Hari itu (29/4), di sekitar kandang, sekira 4 keluarga datang untuk menghabiskan pekan. Jumlah itu jauh merosot ketimbang akhir pekan dua atau tiga silam, saat TBIJ berada di puncak kejayaan.

Kini, TBIJ seakan kalah bersaing dengan tempat hiburan lain, semisal dua Waterboom berjarak tak jauh darinya.

Keluhan Sang Pawang

Di masa jayanya, para pengunjung berbondong-bondong datang dari berbagai daerah. Mereka selalu menantikan atraksi menegangkan sang pawang kala 'bermain' dengan buaya.

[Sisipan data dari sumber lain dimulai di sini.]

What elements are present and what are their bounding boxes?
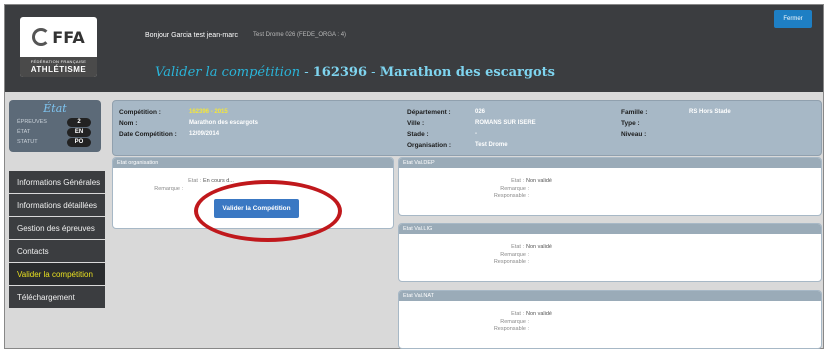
status-row-epreuves: ÉPREUVES 2 xyxy=(17,118,97,127)
sidebar-item-telechargement[interactable]: Téléchargement xyxy=(9,286,105,308)
type-label: Type : xyxy=(621,120,640,127)
app-window: FFA FÉDÉRATION FRANÇAISE ATHLÉTISME Bonj… xyxy=(4,4,824,349)
dep-etat-value: Non validé xyxy=(526,178,552,184)
organisation-label: Organisation : xyxy=(407,142,452,149)
competition-number: 162396 xyxy=(312,65,368,80)
competition-name: Marathon des escargots xyxy=(379,65,555,80)
panel-title: Etat Val.DEP xyxy=(399,158,821,168)
status-badge: 2 xyxy=(67,118,91,127)
competition-label: Compétition : xyxy=(119,109,161,116)
panel-etat-val-nat: Etat Val.NAT Etat : Non validé Remarque :… xyxy=(398,290,822,349)
status-row-statut: STATUT PO xyxy=(17,138,97,147)
panel-etat-organisation: Etat organisation Etat : En cours d... Re… xyxy=(112,157,394,229)
panel-title: Etat organisation xyxy=(113,158,393,168)
lig-etat-value: Non validé xyxy=(526,244,552,250)
logo-main-text: ATHLÉTISME xyxy=(30,65,87,74)
sidebar-item-informations-generales[interactable]: Informations Générales xyxy=(9,171,105,193)
panel-title: Etat Val.NAT xyxy=(399,291,821,301)
user-greeting: Bonjour Garcia test jean-marc xyxy=(145,32,238,39)
logo-sub-text: FÉDÉRATION FRANÇAISE xyxy=(30,59,87,64)
status-badge: EN xyxy=(67,128,91,137)
status-summary: État ÉPREUVES 2 ÉTAT EN STATUT PO xyxy=(9,100,101,152)
competition-info-bar: Compétition : 162396 - 2015 Nom : Marath… xyxy=(112,100,822,156)
panel-etat-val-dep: Etat Val.DEP Etat : Non validé Remarque :… xyxy=(398,157,822,216)
stade-label: Stade : xyxy=(407,131,429,138)
nom-value: Marathon des escargots xyxy=(189,120,259,126)
ville-label: Ville : xyxy=(407,120,425,127)
date-label: Date Compétition : xyxy=(119,131,177,138)
ville-value: ROMANS SUR ISERE xyxy=(475,120,536,126)
famille-value: RS Hors Stade xyxy=(689,109,731,115)
sidebar-item-informations-detaillees[interactable]: Informations détaillées xyxy=(9,194,105,216)
panel-etat-val-lig: Etat Val.LIG Etat : Non validé Remarque :… xyxy=(398,223,822,282)
nom-label: Nom : xyxy=(119,120,138,127)
panel-title: Etat Val.LIG xyxy=(399,224,821,234)
ffa-logo: FFA FÉDÉRATION FRANÇAISE ATHLÉTISME xyxy=(20,17,97,77)
famille-label: Famille : xyxy=(621,109,648,116)
status-badge: PO xyxy=(67,138,91,147)
departement-label: Département : xyxy=(407,109,451,116)
user-organisation: Test Drome 026 (FEDE_ORGA : 4) xyxy=(253,32,347,38)
sidebar-item-valider-competition[interactable]: Valider la compétition xyxy=(9,263,105,285)
status-title: État xyxy=(43,102,67,115)
org-etat-value: En cours d... xyxy=(203,178,234,184)
ffa-swirl-icon xyxy=(32,28,51,46)
departement-value: 026 xyxy=(475,109,486,115)
status-row-etat: ÉTAT EN xyxy=(17,128,97,137)
close-button[interactable]: Fermer xyxy=(774,10,812,28)
valider-competition-button[interactable]: Valider la Compétition xyxy=(214,199,299,218)
nat-etat-value: Non validé xyxy=(526,311,552,317)
niveau-label: Niveau : xyxy=(621,131,647,138)
org-etat-row: Etat : En cours d... xyxy=(188,178,234,184)
sidebar-item-contacts[interactable]: Contacts xyxy=(9,240,105,262)
organisation-value: Test Drome xyxy=(475,142,508,148)
header-bar: FFA FÉDÉRATION FRANÇAISE ATHLÉTISME Bonj… xyxy=(5,5,823,92)
stade-value: - xyxy=(475,131,477,137)
org-remarque-row: Remarque : xyxy=(154,186,183,192)
sidebar-item-gestion-epreuves[interactable]: Gestion des épreuves xyxy=(9,217,105,239)
date-value: 12/09/2014 xyxy=(189,131,220,137)
logo-top-text: FFA xyxy=(52,27,85,47)
page-title: Valider la compétition - 162396 - Marath… xyxy=(155,65,555,80)
competition-value: 162396 - 2015 xyxy=(189,109,228,115)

Warsidi 43 tahun, sang pawang, mengaku pernah kewalahan di akhir pekan ketika mengatur jadwal dengan satu rekan lainnya untuk memandu pertunjukan. Dia berusaha tampil maksimal. "Yang penting kepuasaan pelanggan," ujarnya.

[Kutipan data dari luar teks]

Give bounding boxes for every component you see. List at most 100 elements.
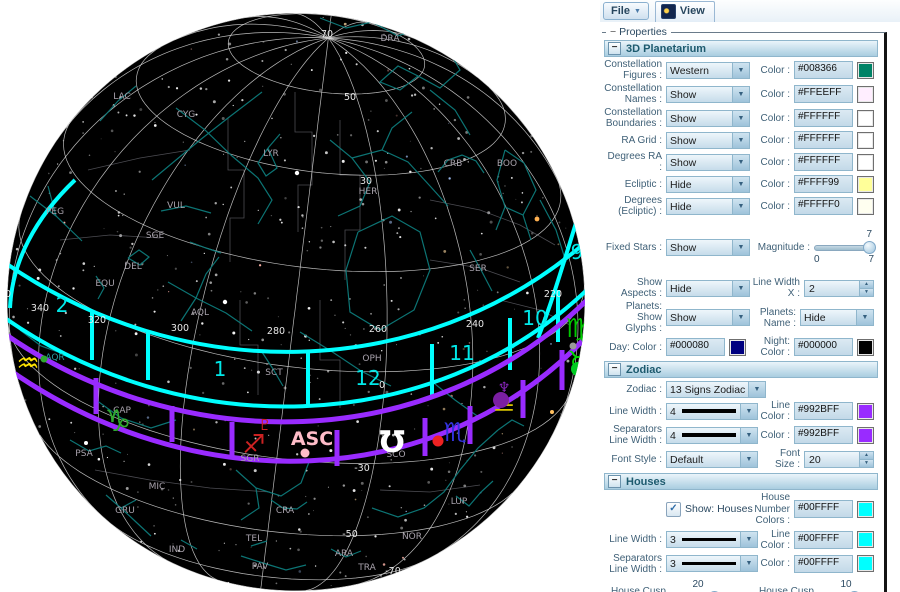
constellation-label: VUL: [167, 201, 185, 211]
day-color-swatch[interactable]: [729, 339, 746, 356]
houses-separator-color-swatch[interactable]: [857, 555, 874, 572]
constellation-label: TEL: [245, 534, 262, 544]
house-number-color-swatch[interactable]: [857, 501, 874, 518]
chevron-down-icon[interactable]: [740, 556, 757, 571]
chevron-down-icon[interactable]: [740, 532, 757, 547]
collapse-icon[interactable]: [608, 475, 621, 488]
chevron-down-icon[interactable]: [856, 310, 873, 325]
chevron-down-icon[interactable]: [740, 428, 757, 443]
chevron-down-icon[interactable]: [732, 133, 749, 148]
zodiac-type-dropdown[interactable]: 13 Signs Zodiac: [666, 381, 766, 398]
magnitude-slider[interactable]: [814, 240, 874, 254]
boundaries-color-input[interactable]: #FFFFFF: [794, 109, 853, 127]
chevron-down-icon[interactable]: [732, 155, 749, 170]
ecliptic-dropdown[interactable]: Hide: [666, 176, 750, 193]
ra-grid-dropdown[interactable]: Show: [666, 132, 750, 149]
spin-down-icon[interactable]: [860, 289, 873, 296]
zodiac-line-width-dropdown[interactable]: 4: [666, 403, 758, 420]
ra-degree-label: 240: [466, 319, 484, 330]
constellation-names-dropdown[interactable]: Show: [666, 86, 750, 103]
row-ecliptic: Ecliptic : Hide Color : #FFFF99: [604, 175, 874, 193]
spin-up-icon[interactable]: [860, 281, 873, 289]
degrees-ecliptic-dropdown[interactable]: Hide: [666, 198, 750, 215]
degrees-ra-dropdown[interactable]: Show: [666, 154, 750, 171]
app-window: 34032030028026024022007050300-30-50-70LA…: [0, 0, 900, 592]
tab-view[interactable]: View: [655, 1, 715, 22]
zodiac-separator-color-input[interactable]: #992BFF: [794, 426, 853, 444]
constellation-label: EQU: [95, 279, 114, 289]
section-header-planetarium[interactable]: 3D Planetarium: [604, 40, 878, 57]
houses-line-color-swatch[interactable]: [857, 531, 874, 548]
section-header-houses[interactable]: Houses: [604, 473, 878, 490]
chevron-down-icon[interactable]: [732, 240, 749, 255]
zodiac-line-color-input[interactable]: #992BFF: [794, 402, 853, 420]
line-width-x-spinner[interactable]: 2: [804, 280, 874, 297]
chevron-down-icon[interactable]: [732, 63, 749, 78]
chevron-down-icon[interactable]: [748, 382, 765, 397]
day-color-input[interactable]: #000080: [666, 338, 725, 356]
ecliptic-color-input[interactable]: #FFFF99: [794, 175, 853, 193]
chevron-down-icon[interactable]: [732, 111, 749, 126]
zodiac-separator-color-swatch[interactable]: [857, 427, 874, 444]
degrees-ecliptic-color-swatch[interactable]: [857, 198, 874, 215]
fixed-stars-dropdown[interactable]: Show: [666, 239, 750, 256]
constellation-label: GRU: [115, 506, 135, 516]
chevron-down-icon[interactable]: [732, 199, 749, 214]
spin-up-icon[interactable]: [860, 452, 873, 460]
line-width-preview: [682, 433, 736, 437]
planet-names-dropdown[interactable]: Hide: [800, 309, 874, 326]
chevron-down-icon[interactable]: [732, 87, 749, 102]
zodiac-separators-width-dropdown[interactable]: 4: [666, 427, 758, 444]
constellation-boundaries-dropdown[interactable]: Show: [666, 110, 750, 127]
houses-separators-width-dropdown[interactable]: 3: [666, 555, 758, 572]
houses-line-color-input[interactable]: #00FFFF: [794, 531, 853, 549]
dec-degree-label: -50: [342, 529, 358, 540]
row-house-cusps: House Cusp Start : 20 -3030 House Cusp E…: [604, 577, 874, 592]
night-color-input[interactable]: #000000: [794, 338, 853, 356]
celestial-sphere[interactable]: 34032030028026024022007050300-30-50-70LA…: [0, 0, 600, 592]
row-zodiac-font: Font Style : Default Font Size : 20: [604, 448, 874, 470]
planet-glyphs-dropdown[interactable]: Show: [666, 309, 750, 326]
degrees-ra-color-swatch[interactable]: [857, 154, 874, 171]
names-color-swatch[interactable]: [857, 86, 874, 103]
ra-grid-color-input[interactable]: #FFFFFF: [794, 131, 853, 149]
constellation-label: COM: [577, 176, 598, 186]
house-number-color-input[interactable]: #00FFFF: [794, 500, 853, 518]
view-icon: [661, 4, 676, 19]
planetarium-view[interactable]: 34032030028026024022007050300-30-50-70LA…: [0, 0, 600, 592]
bright-star: [84, 441, 88, 445]
show-aspects-dropdown[interactable]: Hide: [666, 280, 750, 297]
night-color-swatch[interactable]: [857, 339, 874, 356]
house-number: 11: [449, 341, 474, 365]
collapse-icon[interactable]: [608, 42, 621, 55]
degrees-ra-color-input[interactable]: #FFFFFF: [794, 153, 853, 171]
names-color-input[interactable]: #FFEEFF: [794, 85, 853, 103]
figures-color-swatch[interactable]: [857, 62, 874, 79]
chevron-down-icon[interactable]: [732, 310, 749, 325]
ra-degree-label: 320: [88, 315, 106, 326]
degrees-ecliptic-color-input[interactable]: #FFFFF0: [794, 197, 853, 215]
font-size-spinner[interactable]: 20: [804, 451, 874, 468]
bright-star: [223, 300, 227, 304]
constellation-figures-dropdown[interactable]: Western: [666, 62, 750, 79]
houses-line-width-dropdown[interactable]: 3: [666, 531, 758, 548]
file-menu-button[interactable]: File: [603, 2, 649, 20]
houses-separator-color-input[interactable]: #00FFFF: [794, 555, 853, 573]
zodiac-line-color-swatch[interactable]: [857, 403, 874, 420]
chevron-down-icon[interactable]: [732, 177, 749, 192]
chevron-down-icon[interactable]: [740, 404, 757, 419]
row-show-houses: Show: Houses House Number Colors : #00FF…: [604, 492, 874, 527]
slider-thumb[interactable]: [863, 241, 876, 254]
chevron-down-icon[interactable]: [740, 452, 757, 467]
show-houses-checkbox[interactable]: [666, 502, 681, 517]
font-style-dropdown[interactable]: Default: [666, 451, 758, 468]
boundaries-color-swatch[interactable]: [857, 110, 874, 127]
section-header-zodiac[interactable]: Zodiac: [604, 361, 878, 378]
chevron-down-icon[interactable]: [732, 281, 749, 296]
collapse-icon[interactable]: [608, 363, 621, 376]
spin-down-icon[interactable]: [860, 460, 873, 467]
cusp-end-value: 10: [818, 579, 874, 590]
ra-grid-color-swatch[interactable]: [857, 132, 874, 149]
ecliptic-color-swatch[interactable]: [857, 176, 874, 193]
figures-color-input[interactable]: #008366: [794, 61, 853, 79]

Taman Buaya (MP/Muchammad Yani)
Taman Buaya (MP/Muchammad Yani)

Kini, keadaan jauh berbeda. Sepeninggal sang pemilik utama, TBIJ semakin terbengkalai. Warsidi tak lagi sibuk mengatur jadwal dengan rekannya.

Tapi, Warsidi justru sedih tak lagi kewalahan. Air mukanya berubah murung ketika ditanya seputar kondisi TBIJ terkini. Dia tak ingin kelihaiannya membuat penonton berdecak kagum saat menjinakan buaya tinggal kenangan.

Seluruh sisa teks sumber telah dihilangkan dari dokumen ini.